On the 14th December 1911, Norwegian explorer Roald Amundsen led a team of four others to become the first to reach the South Pole. They arrived five weeks ahead of British explorer Robert Falcon Scott, and successfully made it back to their basecamp whereas Scott did not.
Amundsen originally planned to become the first to reach the North Pole, but changed his target to the South Pole after he learned of the now-disputed claim by rival American explorers that they had already reached it. Keeping his new plan secret, even from his crew, his ship departed Norway on the 9th August. He only told them of their destination a month later, shortly before they left their final port on the island of Madeira.
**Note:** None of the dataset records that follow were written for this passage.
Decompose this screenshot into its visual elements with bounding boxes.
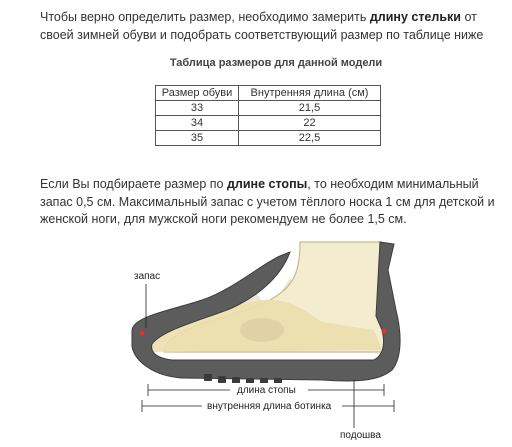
intro-bold-insole-length: длину стельки [369, 10, 461, 24]
intro-text-before: Чтобы верно определить размер, необходимо замерить [40, 10, 370, 24]
label-foot-length: длина стопы [237, 385, 296, 396]
label-inner-length: внутренняя длина ботинка [207, 401, 332, 412]
heel-marker [382, 329, 387, 334]
header-inner-length: Внутренняя длина (см) [239, 86, 381, 101]
intro-paragraph [40, 9, 500, 44]
cell-length: 21,5 [239, 101, 381, 116]
table-row [156, 101, 381, 116]
table-row [156, 131, 381, 146]
label-reserve: запас [134, 271, 161, 282]
toe-marker [140, 331, 145, 336]
cell-size: 35 [156, 131, 239, 146]
intro-text-after: от своей зимней обуви и подобрать соответствующий размер по таблице ниже [40, 10, 484, 42]
table-row [156, 116, 381, 131]
size-table-title: Таблица размеров для данной модели [169, 57, 383, 69]
cell-length: 22,5 [239, 131, 381, 146]
label-sole: подошва [340, 430, 381, 441]
foot-length-note [40, 176, 500, 229]
watermark-bear [240, 318, 284, 342]
header-shoe-size: Размер обуви [156, 86, 239, 101]
note-text-before: Если Вы подбираете размер по [40, 177, 227, 191]
note-bold-foot-length: длине стопы [226, 177, 308, 191]
cell-length: 22 [239, 116, 381, 131]
boot-measurement-diagram [112, 230, 434, 447]
size-table [155, 85, 381, 146]
boot-diagram-svg [112, 230, 434, 447]
cell-size: 34 [156, 116, 239, 131]
note-text-after: , то необходим минимальный запас 0,5 см. Максимальный запас с учетом тёплого носка 1 см для детской и женской ноги, для мужской ноги рекомендуем не более 1,5 см. [40, 177, 495, 226]
cell-size: 33 [156, 101, 239, 116]
size-table-header-row [156, 86, 381, 101]
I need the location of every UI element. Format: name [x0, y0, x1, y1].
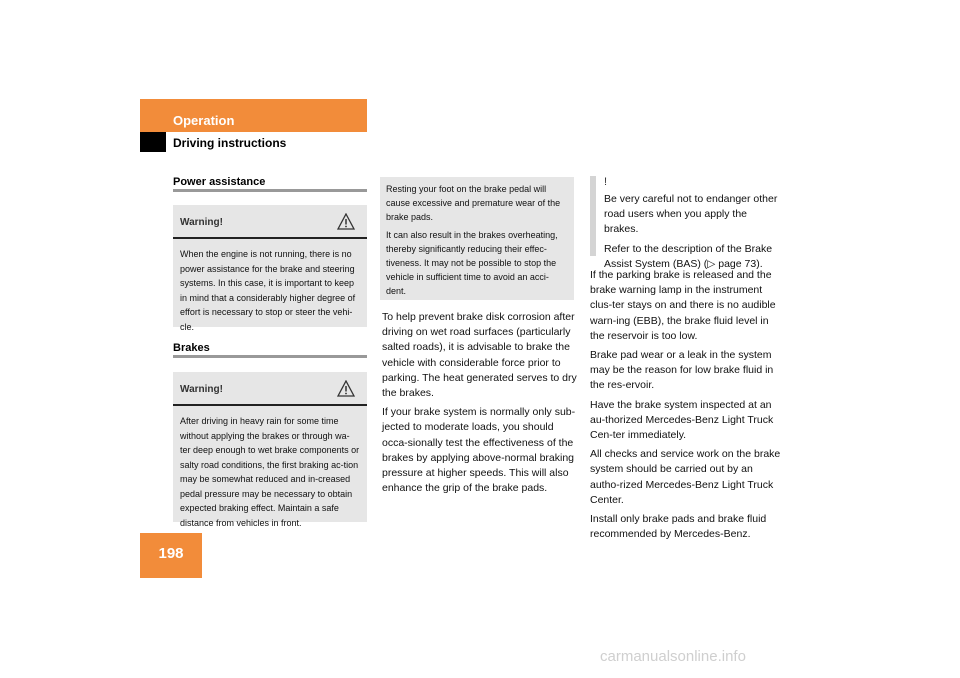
warning-text: After driving in heavy rain for some time without applying the brakes or through wa-ter deep enough to wet brake components or salty road conditions, the first braking ac-tion may be somewhat reduced and in-creased pedal pressure may be necessary to obtain expected braking effect. Maintain a safe distance from vehicles in front. — [180, 416, 360, 528]
note-box — [380, 177, 574, 300]
warning-header — [173, 372, 367, 406]
body-paragraph: Brake pad wear or a leak in the system may be the reason for low brake fluid in the res-ervoir. — [590, 349, 774, 392]
warning-box-brakes — [173, 372, 367, 528]
section-marker — [140, 132, 166, 152]
body-paragraph: Have the brake system inspected at an au-thorized Mercedes-Benz Light Truck Cen-ter immediately. — [590, 398, 774, 442]
tip-paragraph: Refer to the description of the Brake Assist System (BAS) (▷ page 73). — [604, 242, 773, 270]
warning-text: When the engine is not running, there is no power assistance for the brake and steering systems. In this case, it is important to keep in mind that a considerably higher degree of effort is necessary to stop or steer the vehi-cle. — [180, 249, 356, 332]
warning-box-power — [173, 205, 367, 332]
note-paragraph: Resting your foot on the brake pedal will cause excessive and premature wear of the brake pads. — [386, 184, 561, 222]
body-paragraph: To help prevent brake disk corrosion after driving on wet road surfaces (particularly salted roads), it is advisable to brake the vehicle with considerable force prior to parking. The heat generated serves to dry the brakes. — [382, 311, 577, 400]
tip-box — [590, 176, 780, 270]
body-paragraph: If the parking brake is released and the brake warning lamp in the instrument clus-ter stays on and there is no audible warn-ing (EBB), the brake fluid level in the reservoir is too low. — [590, 269, 776, 342]
warning-header — [173, 205, 367, 239]
heading-rule — [173, 355, 367, 358]
warning-triangle-icon — [337, 213, 355, 230]
watermark: carmanualsonline.info — [600, 648, 746, 665]
tip-exclamation-icon: ! — [604, 176, 608, 188]
right-column-text — [590, 268, 785, 546]
warning-label: Warning! — [180, 217, 223, 228]
tip-paragraph: Be very careful not to endanger other road users when you apply the brakes. — [604, 193, 778, 236]
body-paragraph: All checks and service work on the brake system should be carried out by an autho-rized Mercedes-Benz Light Truck Center. — [590, 448, 781, 506]
note-paragraph: It can also result in the brakes overheating, thereby significantly reducing their effec-tiveness. It may not be possible to stop the vehicle in sufficient time to avoid an acci-dent. — [386, 230, 558, 296]
tip-bar — [590, 176, 596, 256]
power-assistance-heading: Power assistance — [173, 176, 266, 188]
middle-column-text — [382, 310, 577, 500]
brakes-heading: Brakes — [173, 342, 210, 354]
section-subtitle: Driving instructions — [173, 136, 287, 150]
warning-triangle-icon — [337, 380, 355, 397]
section-title: Operation — [173, 113, 235, 128]
warning-label: Warning! — [180, 384, 223, 395]
page-number: 198 — [158, 545, 184, 562]
body-paragraph: Install only brake pads and brake fluid recommended by Mercedes-Benz. — [590, 513, 767, 541]
heading-rule — [173, 189, 367, 192]
body-paragraph: If your brake system is normally only sub-jected to moderate loads, you should occa-sionally test the effectiveness of the brakes by applying above-normal braking pressure at higher speeds. This will also enhance the grip of the brake pads. — [382, 406, 576, 495]
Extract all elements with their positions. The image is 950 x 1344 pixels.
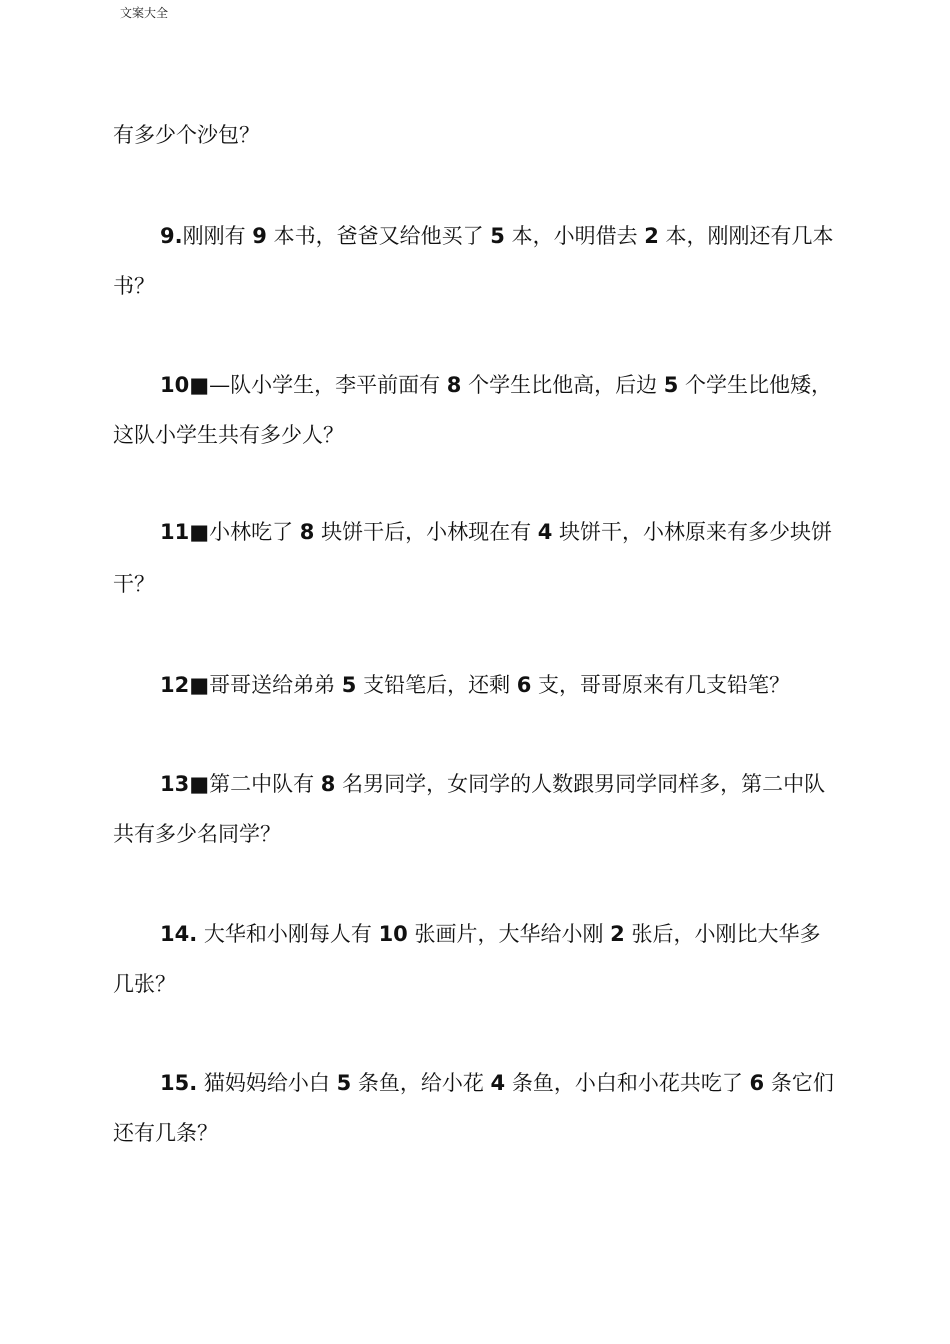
problem-12-line-1: 12■哥哥送给弟弟 5 支铅笔后，还剩 6 支，哥哥原来有几支铅笔？ <box>160 673 791 697</box>
problem-10-line-2: 这队小学生共有多少人？ <box>113 423 344 447</box>
problem-14-line-1: 14. 大华和小刚每人有 10 张画片，大华给小刚 2 张后，小刚比大华多 <box>160 922 821 946</box>
problem-10-line-1: 10■—队小学生，李平前面有 8 个学生比他高，后边 5 个学生比他矮， <box>160 373 833 397</box>
problem-9-line-2: 书？ <box>113 274 155 298</box>
problem-15-line-2: 还有几条？ <box>113 1121 218 1145</box>
problem-13-line-1: 13■第二中队有 8 名男同学，女同学的人数跟男同学同样多，第二中队 <box>160 772 826 796</box>
problem-8-line-2: 有多少个沙包？ <box>113 123 260 147</box>
problem-9-line-1: 9.刚刚有 9 本书，爸爸又给他买了 5 本，小明借去 2 本，刚刚还有几本 <box>160 224 834 248</box>
header-text: 文案大全 <box>120 6 169 20</box>
problem-15-line-1: 15. 猫妈妈给小白 5 条鱼，给小花 4 条鱼，小白和小花共吃了 6 条它们 <box>160 1071 834 1095</box>
problem-11-line-2: 干？ <box>113 572 155 596</box>
problem-13-line-2: 共有多少名同学？ <box>113 822 281 846</box>
problem-11-line-1: 11■小林吃了 8 块饼干后，小林现在有 4 块饼干，小林原来有多少块饼 <box>160 520 833 544</box>
problem-14-line-2: 几张？ <box>113 972 176 996</box>
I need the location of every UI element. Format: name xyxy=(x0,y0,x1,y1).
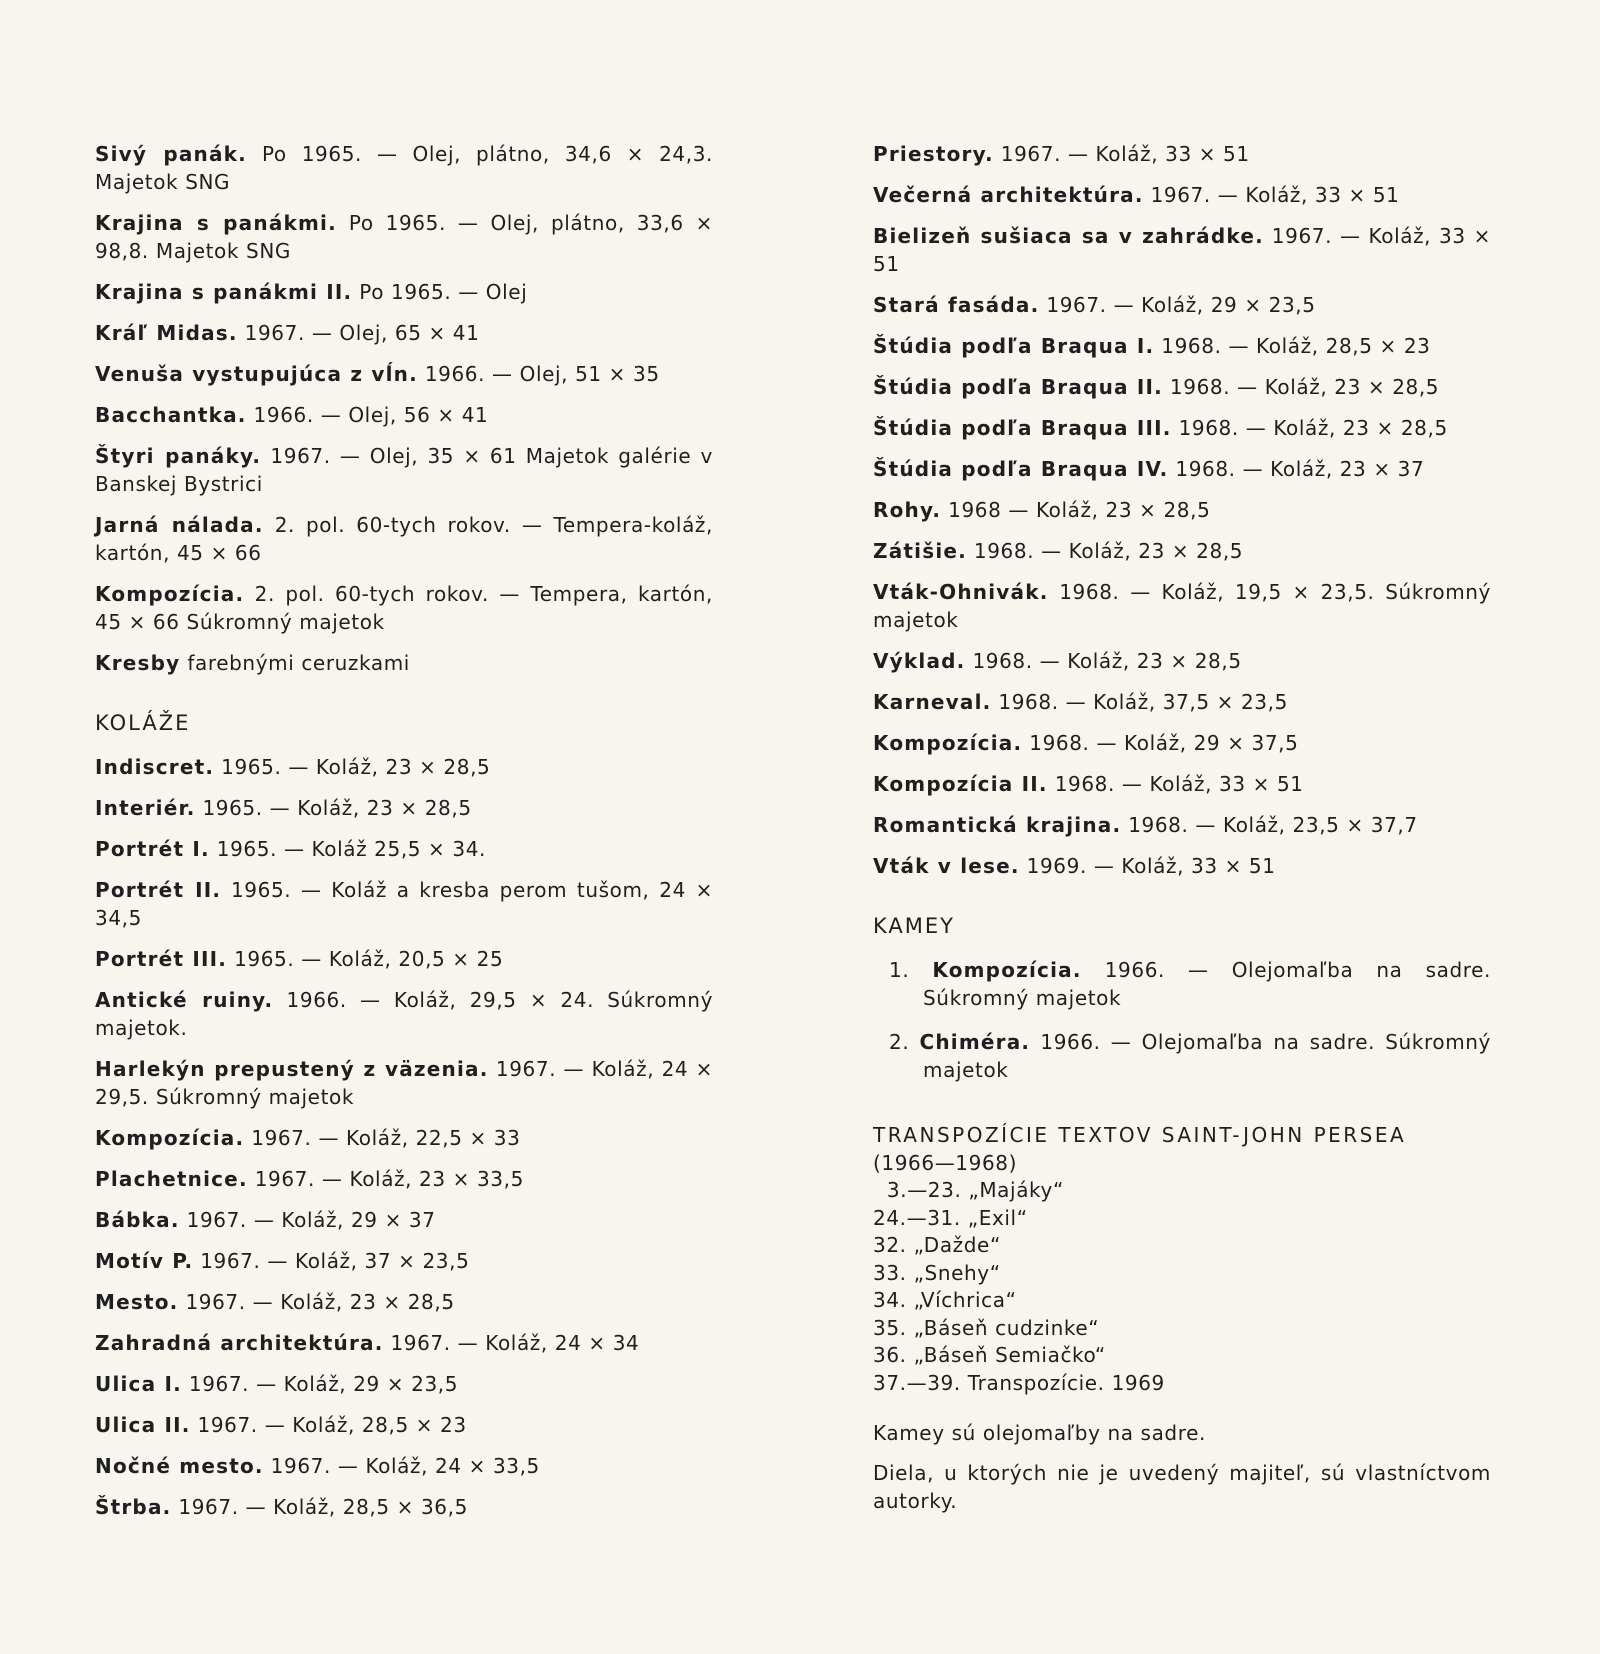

Amundsen’s ship arrived in an Antarctic inland known as the Bay of Whales on the 14th January 1911, where the crew established a base known as Framheim. They then spent the next three months preparing depots across the Ross Ice Shelf, prior to the onset of Antarctic winter.
As soon as the sun returned at the end of August, Amundsen attempted to reach the pole but was forced to turn back due to the harsh conditions. A second attempt that began in mid-October was much more successful, seeing them arrive at the pole almost 2 months later.
As well as being the first expedition leader to reach the South Pole, Amundsen is also the first person to be universally recognised as reaching the North Pole as a result of his 1926 air expedition, making him the first person also to reach both poles.